Keine Einschränkungen
Doch das alternative Lebenskonzept soll keine Einschränkung darstellen. Frugalisten geht es viel mehr um Werte wie Unabhängigkeit, Glück und die Abkehr von Materialismus. Sie sind davon überzeugt, dass ein glückliches Leben auch mit einfachen Mitteln möglich ist.

„Materieller Konsum macht mich nicht glücklich“
Auch Noelting hat nicht das Gefühl, auf irgendetwas verzichten zu müssen. Er spart 60 Prozent seines Einkommens. Er wohnt gemeinsam mit seiner Freundin und der gemeinsamen Tochter in einer 46 Quadratmeter großen Zwei-Zimmer-Wohnung. Wenn Dinge kaputt gehen, repariert er sie. „Materieller Konsum macht mich nicht glücklich. Glücklich machen mich andere Dinge: Zeit mit Freunden und der Familie, Sport, meine Komfortzone zu erweitern“, erklärte der Softwareentwickler gegenüber dem „Standard“.
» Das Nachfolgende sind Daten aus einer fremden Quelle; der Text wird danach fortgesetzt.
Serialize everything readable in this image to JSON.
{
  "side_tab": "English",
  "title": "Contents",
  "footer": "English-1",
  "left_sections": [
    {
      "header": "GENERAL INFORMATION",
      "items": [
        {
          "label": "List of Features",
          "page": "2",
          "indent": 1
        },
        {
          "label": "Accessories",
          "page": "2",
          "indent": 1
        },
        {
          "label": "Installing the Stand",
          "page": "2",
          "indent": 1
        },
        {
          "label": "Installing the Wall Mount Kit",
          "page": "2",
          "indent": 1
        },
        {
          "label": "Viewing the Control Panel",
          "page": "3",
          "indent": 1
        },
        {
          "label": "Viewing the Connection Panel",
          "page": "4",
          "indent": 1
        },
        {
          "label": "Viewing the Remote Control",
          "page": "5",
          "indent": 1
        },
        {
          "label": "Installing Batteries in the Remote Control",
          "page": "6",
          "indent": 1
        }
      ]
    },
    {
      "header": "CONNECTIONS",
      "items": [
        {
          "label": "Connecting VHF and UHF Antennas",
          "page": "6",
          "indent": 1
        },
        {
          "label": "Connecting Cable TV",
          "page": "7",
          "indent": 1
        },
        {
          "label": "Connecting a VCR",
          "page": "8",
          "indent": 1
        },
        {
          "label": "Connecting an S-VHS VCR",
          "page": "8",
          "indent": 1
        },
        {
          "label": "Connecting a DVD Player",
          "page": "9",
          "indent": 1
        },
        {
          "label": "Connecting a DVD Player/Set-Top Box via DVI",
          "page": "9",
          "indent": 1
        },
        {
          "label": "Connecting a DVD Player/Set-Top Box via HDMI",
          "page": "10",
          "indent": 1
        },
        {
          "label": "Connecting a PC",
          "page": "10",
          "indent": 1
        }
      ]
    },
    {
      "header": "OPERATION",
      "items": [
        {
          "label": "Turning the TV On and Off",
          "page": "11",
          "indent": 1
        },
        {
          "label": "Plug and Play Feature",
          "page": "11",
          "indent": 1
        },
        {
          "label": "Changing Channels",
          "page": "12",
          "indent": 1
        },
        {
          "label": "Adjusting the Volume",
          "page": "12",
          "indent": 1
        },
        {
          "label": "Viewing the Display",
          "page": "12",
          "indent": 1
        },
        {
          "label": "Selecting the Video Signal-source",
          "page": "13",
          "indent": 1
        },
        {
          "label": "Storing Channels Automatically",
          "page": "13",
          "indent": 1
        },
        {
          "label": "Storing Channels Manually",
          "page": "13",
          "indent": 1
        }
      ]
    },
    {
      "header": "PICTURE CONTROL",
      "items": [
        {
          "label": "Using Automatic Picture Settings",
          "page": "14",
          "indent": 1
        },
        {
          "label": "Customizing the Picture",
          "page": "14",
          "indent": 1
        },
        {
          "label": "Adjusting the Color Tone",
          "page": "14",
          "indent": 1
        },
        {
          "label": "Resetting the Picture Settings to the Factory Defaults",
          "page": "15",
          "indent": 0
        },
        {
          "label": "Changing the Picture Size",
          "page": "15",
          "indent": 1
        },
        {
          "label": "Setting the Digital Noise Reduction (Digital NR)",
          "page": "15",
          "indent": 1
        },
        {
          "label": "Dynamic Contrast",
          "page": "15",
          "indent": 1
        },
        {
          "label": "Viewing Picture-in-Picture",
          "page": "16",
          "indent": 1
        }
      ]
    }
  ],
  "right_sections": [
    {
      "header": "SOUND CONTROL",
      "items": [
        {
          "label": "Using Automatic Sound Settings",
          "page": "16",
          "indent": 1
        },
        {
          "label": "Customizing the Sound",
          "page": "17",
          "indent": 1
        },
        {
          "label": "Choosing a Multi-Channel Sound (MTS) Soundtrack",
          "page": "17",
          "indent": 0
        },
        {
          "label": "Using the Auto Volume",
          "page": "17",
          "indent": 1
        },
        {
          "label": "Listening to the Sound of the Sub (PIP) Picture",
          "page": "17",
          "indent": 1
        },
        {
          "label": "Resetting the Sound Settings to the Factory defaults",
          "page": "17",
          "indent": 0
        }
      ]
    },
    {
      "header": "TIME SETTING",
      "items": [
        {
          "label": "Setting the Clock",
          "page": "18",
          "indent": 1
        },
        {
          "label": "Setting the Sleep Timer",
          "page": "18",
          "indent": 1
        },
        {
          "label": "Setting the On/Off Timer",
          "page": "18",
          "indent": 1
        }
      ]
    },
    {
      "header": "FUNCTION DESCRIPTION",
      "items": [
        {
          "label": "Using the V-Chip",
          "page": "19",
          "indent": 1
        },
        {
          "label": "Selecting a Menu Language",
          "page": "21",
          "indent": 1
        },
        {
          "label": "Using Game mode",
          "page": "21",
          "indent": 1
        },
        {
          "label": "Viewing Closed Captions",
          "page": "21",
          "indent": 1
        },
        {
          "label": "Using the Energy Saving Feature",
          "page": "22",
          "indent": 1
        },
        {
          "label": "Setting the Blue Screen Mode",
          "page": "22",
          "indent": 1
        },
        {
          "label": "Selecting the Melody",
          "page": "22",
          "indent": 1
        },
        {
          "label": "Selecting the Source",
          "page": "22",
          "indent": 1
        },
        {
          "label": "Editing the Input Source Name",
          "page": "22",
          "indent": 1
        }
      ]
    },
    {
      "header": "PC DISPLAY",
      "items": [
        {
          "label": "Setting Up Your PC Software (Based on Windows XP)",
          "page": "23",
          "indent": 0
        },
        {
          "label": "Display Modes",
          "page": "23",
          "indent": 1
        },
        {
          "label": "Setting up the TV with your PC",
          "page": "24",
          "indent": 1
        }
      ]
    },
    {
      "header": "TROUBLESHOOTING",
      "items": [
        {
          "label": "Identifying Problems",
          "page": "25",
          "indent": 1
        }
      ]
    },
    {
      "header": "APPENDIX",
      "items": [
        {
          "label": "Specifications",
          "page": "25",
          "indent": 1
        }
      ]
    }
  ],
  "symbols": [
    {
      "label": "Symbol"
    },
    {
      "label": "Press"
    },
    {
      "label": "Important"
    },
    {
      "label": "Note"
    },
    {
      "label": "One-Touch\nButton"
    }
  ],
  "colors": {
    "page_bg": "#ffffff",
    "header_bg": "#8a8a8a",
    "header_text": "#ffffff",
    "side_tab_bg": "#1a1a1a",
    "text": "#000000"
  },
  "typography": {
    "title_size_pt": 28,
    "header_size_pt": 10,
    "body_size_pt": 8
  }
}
Noelting trägt seine Einnahmen und Ausgaben jedes Monat in eine Art Haushaltsbuch ein. Laut dem Spar-Experten könne man schon mit kleinen Schritten viel Geld sparen, etwa indem man den Stromanbieter wechselt oder das Mittagessen selbst ins Büro mitbringt.

Vier-Prozent-Regel
Doch wie funktioniert das Frugalismus-Konzept tatsächlich? Im Grunde geht es darum, möglichst viel einzunehmen, dabei so wenig wie möglich auszugeben und zusätzlich gewinnbringend zu investieren.

Viele befolgen dabei die Vier-Prozent-Regel, sprich: Wer jährlich nur vier Prozent seiner Ersparnisse aufbrauchen muss, kann von seinem Vermögen mindestens 30 Jahre lang leben – dank Zinsen benötige man gar kein Einkommen mehr. Dabei zeigt sich: Frugalismus ist nichts für Menschen, die etwas gegen konsequente Planungen haben.